WASHINGTON (Reuters) – The head of the U.S. Securities and Exchange Commission said on Thursday that he was concerned about the risks to retail investors who are increasingly placing short-term bets on low-cost trading platforms rather than sticking to long-term investments.

"We are seeing significant inflows of retail investors trading more than investing," said Jay Clayton in a Thursday interview about CNBC's Squawk Box.

The rise of new, cost-effective and user-friendly trading apps in combination with extremely low interest rates has triggered a flood of private customer funds in stocks of investors who want to benefit from the market rally. This money has often gone into very risky businesses, including stocks that have filed for bankruptcy.
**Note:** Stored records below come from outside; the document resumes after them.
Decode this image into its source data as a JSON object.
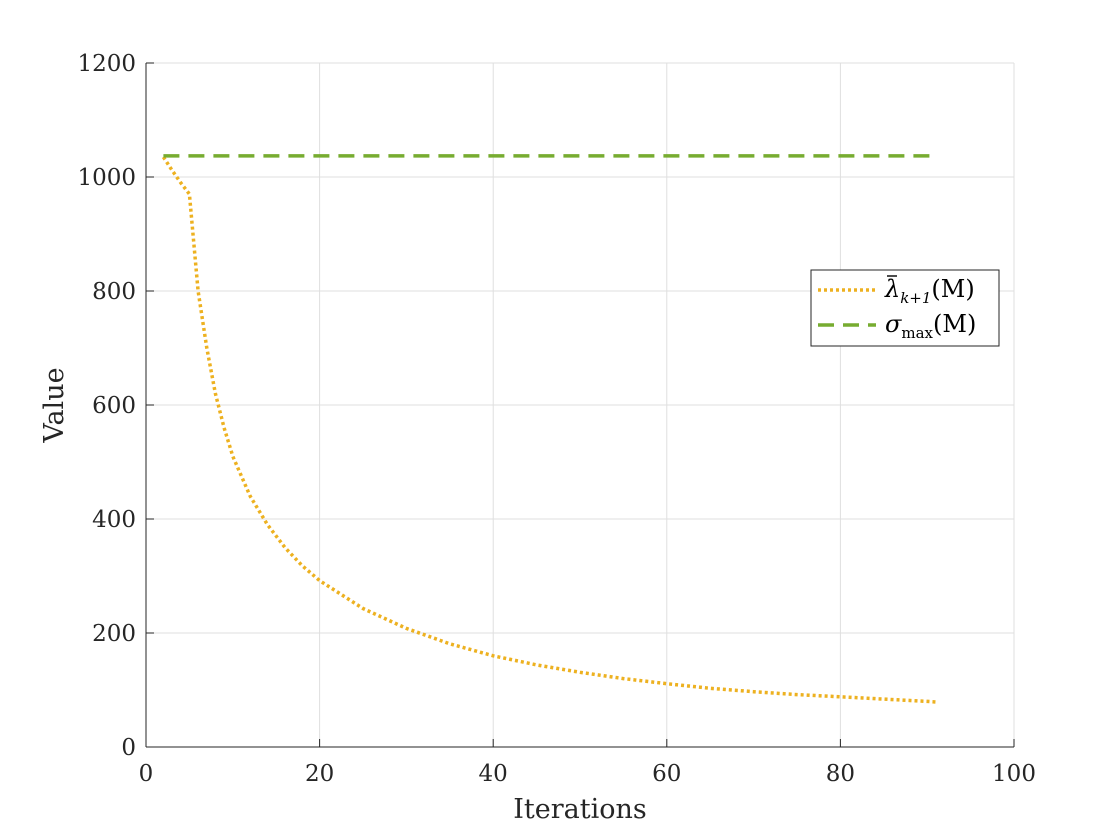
{
  "chart_data": {
    "type": "line",
    "title": "",
    "xlabel": "Iterations",
    "ylabel": "Value",
    "xlim": [
      0,
      100
    ],
    "ylim": [
      0,
      1200
    ],
    "xticks": [
      0,
      20,
      40,
      60,
      80,
      100
    ],
    "yticks": [
      0,
      200,
      400,
      600,
      800,
      1000,
      1200
    ],
    "xtick_labels": [
      "0",
      "20",
      "40",
      "60",
      "80",
      "100"
    ],
    "ytick_labels": [
      "0",
      "200",
      "400",
      "600",
      "800",
      "1000",
      "1200"
    ],
    "grid": true,
    "legend_position": "right",
    "series": [
      {
        "name": "λ̄_{k+1}(M)",
        "legend_parts": {
          "base": "λ",
          "sub": "k+1",
          "arg": "(M)"
        },
        "color": "#EDB120",
        "style": "dotted",
        "x": [
          2,
          3,
          4,
          5,
          6,
          7,
          8,
          9,
          10,
          12,
          14,
          16,
          18,
          20,
          25,
          30,
          35,
          40,
          45,
          50,
          55,
          60,
          65,
          70,
          75,
          80,
          85,
          90,
          91
        ],
        "y": [
          1035,
          1012,
          990,
          970,
          800,
          700,
          620,
          560,
          510,
          440,
          390,
          350,
          318,
          292,
          243,
          208,
          181,
          160,
          144,
          131,
          120,
          111,
          103,
          97,
          92,
          88,
          84,
          80,
          79
        ]
      },
      {
        "name": "σ_max(M)",
        "legend_parts": {
          "base": "σ",
          "sub": "max",
          "arg": "(M)"
        },
        "color": "#77AC30",
        "style": "dashed",
        "x": [
          2,
          91
        ],
        "y": [
          1037,
          1037
        ]
      }
    ]
  }
}
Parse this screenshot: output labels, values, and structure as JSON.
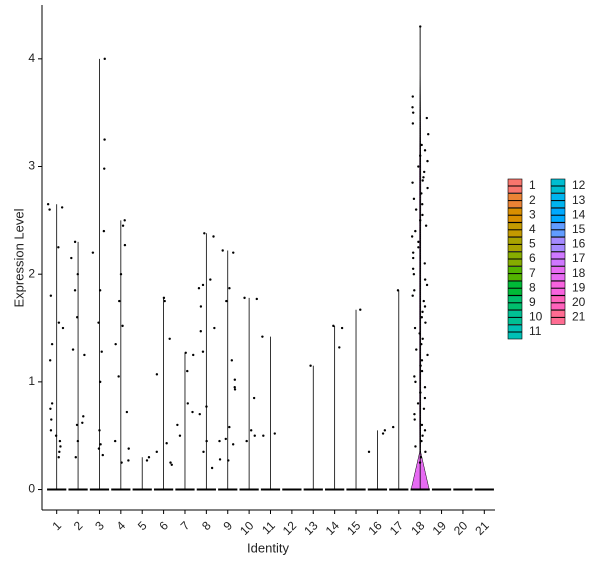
{
  "chart_data": {
    "type": "violin",
    "x_label": "Identity",
    "y_label": "Expression Level",
    "ylim": [
      -0.19,
      4.5
    ],
    "yticks": [
      0,
      1,
      2,
      3,
      4
    ],
    "series": [
      {
        "name": "1",
        "color": "#F8766D",
        "max": 2.65,
        "values": [
          2.65,
          2.62,
          2.6,
          2.25,
          1.8,
          1.55,
          1.5,
          1.35,
          1.2,
          0.8,
          0.75,
          0.65,
          0.55,
          0.5,
          0.45,
          0.4,
          0.35,
          0.3
        ]
      },
      {
        "name": "2",
        "color": "#EB8335",
        "max": 2.3,
        "values": [
          2.3,
          2.15,
          2.0,
          1.85,
          1.6,
          1.3,
          1.25,
          0.68,
          0.62,
          0.6,
          0.45,
          0.3
        ]
      },
      {
        "name": "3",
        "color": "#DA8F00",
        "max": 4.0,
        "values": [
          4.0,
          3.25,
          2.98,
          2.4,
          2.2,
          1.85,
          1.55,
          1.28,
          1.0,
          0.55,
          0.42,
          0.38,
          0.32
        ]
      },
      {
        "name": "4",
        "color": "#C49A00",
        "max": 2.5,
        "values": [
          2.5,
          2.45,
          2.27,
          2.0,
          1.75,
          1.52,
          1.35,
          1.05,
          0.72,
          0.45,
          0.38,
          0.27,
          0.25
        ]
      },
      {
        "name": "5",
        "color": "#A9A400",
        "max": 0.3,
        "values": [
          0.3,
          0.27
        ]
      },
      {
        "name": "6",
        "color": "#86AC00",
        "max": 1.78,
        "values": [
          1.78,
          1.75,
          1.4,
          1.07,
          0.43,
          0.35,
          0.25,
          0.23
        ]
      },
      {
        "name": "7",
        "color": "#53B400",
        "max": 1.27,
        "values": [
          1.27,
          1.25,
          1.1,
          0.8,
          0.72,
          0.6,
          0.5
        ]
      },
      {
        "name": "8",
        "color": "#00BA38",
        "max": 2.38,
        "values": [
          2.38,
          2.35,
          1.95,
          1.9,
          1.87,
          1.7,
          1.5,
          1.47,
          1.28,
          0.77,
          0.7,
          0.45,
          0.35,
          0.2
        ]
      },
      {
        "name": "9",
        "color": "#00BE6D",
        "max": 2.22,
        "values": [
          2.22,
          2.2,
          1.87,
          1.75,
          1.2,
          1.02,
          0.95,
          0.93,
          0.58,
          0.47,
          0.45,
          0.42,
          0.28,
          0.27
        ]
      },
      {
        "name": "10",
        "color": "#00C094",
        "max": 1.78,
        "values": [
          1.78,
          1.77,
          0.85,
          0.55,
          0.5,
          0.45
        ]
      },
      {
        "name": "11",
        "color": "#00C0B5",
        "max": 1.42,
        "values": [
          1.42,
          0.52,
          0.5
        ]
      },
      {
        "name": "12",
        "color": "#00BDD1",
        "max": 0,
        "values": []
      },
      {
        "name": "13",
        "color": "#00B4EF",
        "max": 1.15,
        "values": [
          1.15
        ]
      },
      {
        "name": "14",
        "color": "#00A9FF",
        "max": 1.52,
        "values": [
          1.52,
          1.5,
          1.32
        ]
      },
      {
        "name": "15",
        "color": "#619CFF",
        "max": 1.67,
        "values": [
          1.67
        ]
      },
      {
        "name": "16",
        "color": "#A58AFF",
        "max": 0.55,
        "values": [
          0.55,
          0.52,
          0.35
        ]
      },
      {
        "name": "17",
        "color": "#CF78FF",
        "max": 1.85,
        "values": [
          1.85,
          0.58
        ]
      },
      {
        "name": "18",
        "color": "#E76BF3",
        "max": 4.3,
        "values": [
          4.3,
          3.65,
          3.55,
          3.5,
          3.45,
          3.4,
          3.3,
          3.2,
          3.15,
          3.1,
          3.05,
          3.0,
          2.95,
          2.9,
          2.87,
          2.85,
          2.8,
          2.75,
          2.7,
          2.65,
          2.6,
          2.55,
          2.5,
          2.45,
          2.4,
          2.35,
          2.3,
          2.25,
          2.2,
          2.15,
          2.1,
          2.05,
          2.0,
          1.95,
          1.9,
          1.85,
          1.8,
          1.75,
          1.7,
          1.65,
          1.6,
          1.55,
          1.5,
          1.45,
          1.4,
          1.35,
          1.3,
          1.25,
          1.2,
          1.15,
          1.1,
          1.05,
          1.0,
          0.95,
          0.9,
          0.85,
          0.8,
          0.75,
          0.7,
          0.65,
          0.6,
          0.55,
          0.5,
          0.45,
          0.4,
          0.35,
          0.3,
          0.25
        ]
      },
      {
        "name": "19",
        "color": "#F863DF",
        "max": 0,
        "values": []
      },
      {
        "name": "20",
        "color": "#FF62BC",
        "max": 0,
        "values": []
      },
      {
        "name": "21",
        "color": "#FF6C92",
        "max": 0,
        "values": []
      }
    ]
  }
}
Robinhood Markets Inc was criticized in June at https://uk.reuters.com/article/us-robinhood-options/robinhood-details-possible-changes-to-options-offering-after-suicide-by-customer-idUKKBN23Q38Q a 20-year-old customer committed suicide after believing he had suffered a huge loss with the free trading app. The company has since expanded its educational content for options trading.

"I encourage people to educate themselves, but short-term trading is riskier than long-term investing, and I'm concerned about the risk that investors take," Clayton told CNBC.

He also defended a recent agency proposal to significantly raise the reporting threshold for large institutional investment managers after critics said this would reduce market transparency.

Last month, the SEC proposed to adjust Form 13F, a quarterly report that hedge funds submit about their investment activity and holdings. The move would track the activity of hedge funds holding $ 3.5 billion in assets, compared to the current $ 100 million threshold set four decades ago.

"The purpose of the form is for regulators to manage large positions in the market and the current threshold is clearly not the right number," said Clayton.